What They Don’t See: Healing From The Inside Out

I’m turning 29 this year, and for the first time, I’m really seeing myself—as a woman.

Not just someone trying to survive, keep it together, or be what others expect of her—but a layered, evolving, deeply human woman who is still healing, still discovering, and finally honouring her own rhythm.

This post is a bit of a throwback. Back to when “being healthy” morphed into something obsessive and damaging. I went to an all-girls boarding school, and let’s just say the combination of adolescent pressure, silent competition, and unchecked expectations did its thing. Then came failed relationships, finding my value in looks, and letting appearance dictate my worth. I started modeling in my free time, which spiraled into full-time partying in varsity, when I was supposed to be a full-time student.

I wasn’t training. I was eating to be thin, not to be nourished. And I was drinking to feel free, when really I was numbing everything. My body? Completely wrecked. What I didn’t know at the time was that I had PCOS, undiagnosed and unchecked. And mentally, depression had quietly taken the wheel.

What saved me wasn’t a huge transformation—it was a quiet shift. A small, repetitive routine I made for myself out of boredom and structure. It was born out of therapy, medication, and the desperate need for something to hold onto. Eventually, it became a practice. A ritual. A way of surviving the mental noise, and now, a way of managing my triggers and staying grounded in my day-to-day life.
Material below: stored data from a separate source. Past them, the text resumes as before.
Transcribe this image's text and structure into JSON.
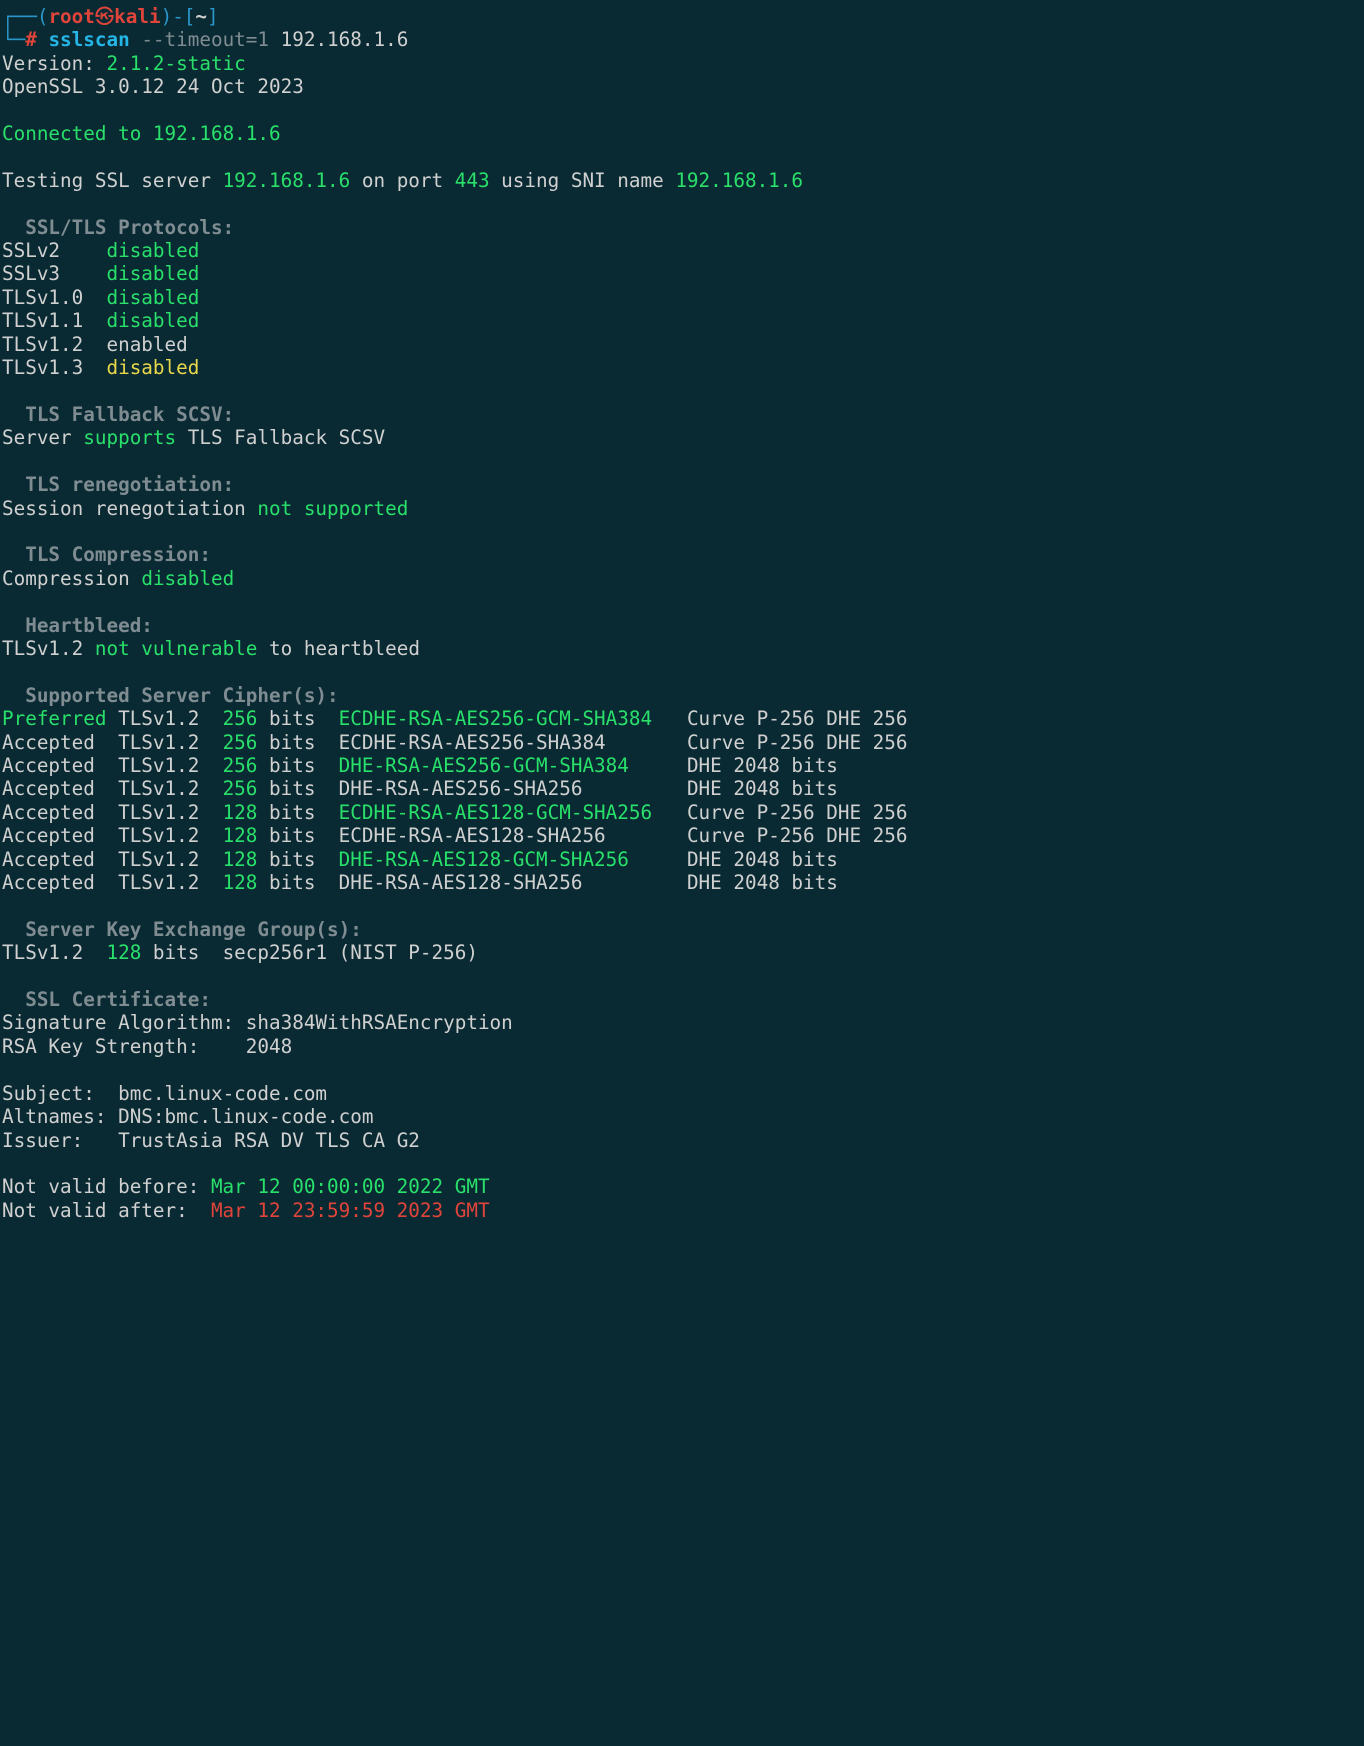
{
  "prompt": {
    "user": "root",
    "host": "kali",
    "symbol_at": "㉿",
    "dir": "~",
    "hash": "#",
    "command_tool": "sslscan",
    "command_opt": "--timeout=1",
    "command_target": "192.168.1.6"
  },
  "version": {
    "label": "Version:",
    "value": "2.1.2-static",
    "openssl": "OpenSSL 3.0.12 24 Oct 2023"
  },
  "connected": {
    "text1": "Connected to ",
    "ip": "192.168.1.6"
  },
  "testing": {
    "pre": "Testing SSL server ",
    "ip": "192.168.1.6",
    "mid1": " on port ",
    "port": "443",
    "mid2": " using SNI name ",
    "sni": "192.168.1.6"
  },
  "headers": {
    "protocols": "  SSL/TLS Protocols:",
    "fallback": "  TLS Fallback SCSV:",
    "reneg": "  TLS renegotiation:",
    "compression": "  TLS Compression:",
    "heartbleed": "  Heartbleed:",
    "ciphers": "  Supported Server Cipher(s):",
    "kex": "  Server Key Exchange Group(s):",
    "cert": "  SSL Certificate:"
  },
  "protocols": [
    {
      "name": "SSLv2    ",
      "status": "disabled",
      "cls": "green"
    },
    {
      "name": "SSLv3    ",
      "status": "disabled",
      "cls": "green"
    },
    {
      "name": "TLSv1.0  ",
      "status": "disabled",
      "cls": "green"
    },
    {
      "name": "TLSv1.1  ",
      "status": "disabled",
      "cls": "green"
    },
    {
      "name": "TLSv1.2  ",
      "status": "enabled",
      "cls": "white"
    },
    {
      "name": "TLSv1.3  ",
      "status": "disabled",
      "cls": "yellow"
    }
  ],
  "fallback": {
    "pre": "Server ",
    "val": "supports",
    "post": " TLS Fallback SCSV"
  },
  "reneg": {
    "pre": "Session renegotiation ",
    "val": "not supported"
  },
  "compression": {
    "pre": "Compression ",
    "val": "disabled"
  },
  "heartbleed": {
    "pre": "TLSv1.2 ",
    "val": "not vulnerable",
    "post": " to heartbleed"
  },
  "ciphers": [
    {
      "pref": "Preferred",
      "prefcls": "green",
      "tls": "TLSv1.2",
      "bits": "256",
      "bitscls": "green",
      "cipher": "ECDHE-RSA-AES256-GCM-SHA384",
      "ciphercls": "green",
      "extra": "Curve ",
      "extra2": "P-256",
      "extra3": " DHE 256"
    },
    {
      "pref": "Accepted ",
      "prefcls": "white",
      "tls": "TLSv1.2",
      "bits": "256",
      "bitscls": "green",
      "cipher": "ECDHE-RSA-AES256-SHA384",
      "ciphercls": "white",
      "extra": "Curve ",
      "extra2": "P-256",
      "extra3": " DHE 256"
    },
    {
      "pref": "Accepted ",
      "prefcls": "white",
      "tls": "TLSv1.2",
      "bits": "256",
      "bitscls": "green",
      "cipher": "DHE-RSA-AES256-GCM-SHA384",
      "ciphercls": "green",
      "extra": "DHE ",
      "extra2": "2048",
      "extra3": " bits"
    },
    {
      "pref": "Accepted ",
      "prefcls": "white",
      "tls": "TLSv1.2",
      "bits": "256",
      "bitscls": "green",
      "cipher": "DHE-RSA-AES256-SHA256",
      "ciphercls": "white",
      "extra": "DHE ",
      "extra2": "2048",
      "extra3": " bits"
    },
    {
      "pref": "Accepted ",
      "prefcls": "white",
      "tls": "TLSv1.2",
      "bits": "128",
      "bitscls": "green",
      "cipher": "ECDHE-RSA-AES128-GCM-SHA256",
      "ciphercls": "green",
      "extra": "Curve ",
      "extra2": "P-256",
      "extra3": " DHE 256"
    },
    {
      "pref": "Accepted ",
      "prefcls": "white",
      "tls": "TLSv1.2",
      "bits": "128",
      "bitscls": "green",
      "cipher": "ECDHE-RSA-AES128-SHA256",
      "ciphercls": "white",
      "extra": "Curve ",
      "extra2": "P-256",
      "extra3": " DHE 256"
    },
    {
      "pref": "Accepted ",
      "prefcls": "white",
      "tls": "TLSv1.2",
      "bits": "128",
      "bitscls": "green",
      "cipher": "DHE-RSA-AES128-GCM-SHA256",
      "ciphercls": "green",
      "extra": "DHE ",
      "extra2": "2048",
      "extra3": " bits"
    },
    {
      "pref": "Accepted ",
      "prefcls": "white",
      "tls": "TLSv1.2",
      "bits": "128",
      "bitscls": "green",
      "cipher": "DHE-RSA-AES128-SHA256",
      "ciphercls": "white",
      "extra": "DHE ",
      "extra2": "2048",
      "extra3": " bits"
    }
  ],
  "cipher_pad": 29,
  "kex": {
    "tls": "TLSv1.2",
    "bits": "128",
    "bits_label": "bits",
    "name": "secp256r1 (NIST P-256)"
  },
  "cert": {
    "sig_label": "Signature Algorithm: ",
    "sig": "sha384WithRSAEncryption",
    "rsa_label": "RSA Key Strength:    ",
    "rsa": "2048",
    "subject_label": "Subject:  ",
    "subject": "bmc.linux-code.com",
    "altnames_label": "Altnames: ",
    "altnames": "DNS:bmc.linux-code.com",
    "issuer_label": "Issuer:   ",
    "issuer": "TrustAsia RSA DV TLS CA G2",
    "nvb_label": "Not valid before: ",
    "nvb": "Mar 12 00:00:00 2022 GMT",
    "nva_label": "Not valid after:  ",
    "nva": "Mar 12 23:59:59 2023 GMT"
  }
}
They say life passes you by. But no one prepares you for that moment when you’re 24, physically too weak to function, mentally disconnected, and emotionally flatlining. You realize you haven’t been feeding your body, your soul, or your joy. You’re just withering. And you don’t even realize it until it hurts to be awake.

I won’t get stuck in that part of my story, because that’s not the point. The point is: healing started with the simplest things. The tiniest decisions that, when done consistently, gave me back my power.
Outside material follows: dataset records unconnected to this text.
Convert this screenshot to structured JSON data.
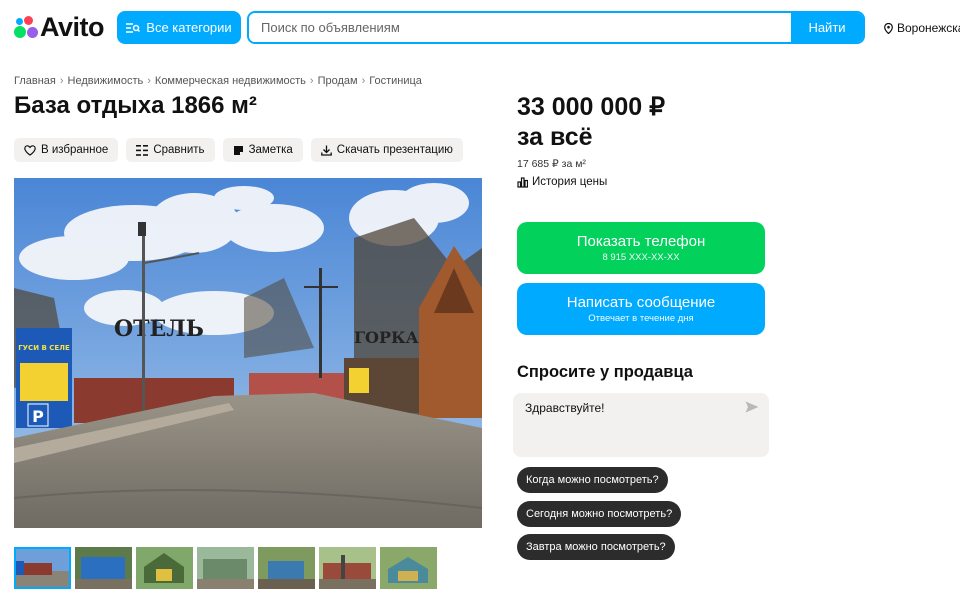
{
  "header": {
    "logo_text": "Avito",
    "categories_label": "Все категории",
    "search_placeholder": "Поиск по объявлениям",
    "search_button": "Найти",
    "location": "Воронежская"
  },
  "breadcrumbs": [
    {
      "label": "Главная"
    },
    {
      "label": "Недвижимость"
    },
    {
      "label": "Коммерческая недвижимость"
    },
    {
      "label": "Продам"
    },
    {
      "label": "Гостиница"
    }
  ],
  "breadcrumb_separator": "›",
  "listing": {
    "title": "База отдыха 1866 м²",
    "actions": {
      "favorite": "В избранное",
      "compare": "Сравнить",
      "note": "Заметка",
      "download": "Скачать презентацию"
    },
    "photo_signs": {
      "hotel": "ОТЕЛЬ",
      "gorka": "ГОРКА",
      "billboard": "ГУСИ В СЕЛЕ",
      "parking": "P"
    },
    "thumbnails_count": 7
  },
  "sidebar": {
    "price": "33 000 000 ₽",
    "price_suffix": "за всё",
    "price_per_meter": "17 685 ₽ за м²",
    "price_history": "История цены",
    "show_phone": {
      "label": "Показать телефон",
      "sub": "8 915 XXX-XX-XX"
    },
    "write_message": {
      "label": "Написать сообщение",
      "sub": "Отвечает в течение дня"
    },
    "ask_seller_title": "Спросите у продавца",
    "ask_message": "Здравствуйте!",
    "quick_questions": [
      "Когда можно посмотреть?",
      "Сегодня можно посмотреть?",
      "Завтра можно посмотреть?"
    ]
  },
  "colors": {
    "accent_blue": "#00aaff",
    "accent_green": "#02d15c",
    "chip_dark": "#2c2c2c",
    "button_gray": "#f2f1f0"
  }
}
But before I share them, here’s something important I’ve had to unlearn:

You have to learn to listen to yourself. Block out the noise. People will always have something to say.

Even now, in a space where I feel mentally and physically stronger than I’ve been in years, there are still voices telling me I’m working out too much. That I’m not disciplined enough. That I should “relax a bit” or “eat more.” What they don’t understand is that movement is no longer about aesthetics or punishment—it’s become a form of meditation for me. It regulates my mood, my appetite, and my thoughts. It’s the space where I reconnect with my body, not try to control it.

Yes, I’m naturally petite—and maybe genetics have played their part—but I’m also taking care of myself from the inside out. According to my doctors, I’m in excellent health. And yet, at nearly 29, I’m still navigating the weight of other people’s expectations of what “healthy” should look like.

It’s not always malicious—sometimes it comes from a place of concern. But I’ve learned that concern without context can still be harmful. We need to be mindful of how we comment on people’s bodies or habits. You don’t know the backstory, the healing, or the daily choices they’ve fought hard to make.


My 5 Daily Mantras That Keep Me Grounded

  • I am beautiful, and I love myself.
    I say it every day, whether I fully believe it in that moment or not.
  • Being upset is a choice.
    Even when it doesn’t feel that way, I remind myself to shift the energy. I go outside, breathe, sit with nature, and find even the smallest thing to be grateful for.
  • I’m allowed to feel.
    I no longer internalize others’ actions. Most of the time, people’s projections are just reflections of their own discomfort. My peace doesn’t have to fit their picture.
  • Anger is poison.
    It clouds judgment and feeds anxiety. I choose forgiveness—not for others, but for myself.
  • It’s okay to reward myself.
    Whether it’s staying consistent in my workout, making it through a hard mental health day, or just choosing joy—celebration matters. Life is for living, not just surviving.

It’s okay to celebrate the wins.
Whether it’s sticking to my workout routine, making it through a tough mental health day, or simply choosing joy in the small moments—celebration matters. Life’s not just about surviving; it’s about living.

This is my balance. It’s imperfect, evolving, and fully mine.

And for the first time in a long time, it feels enough.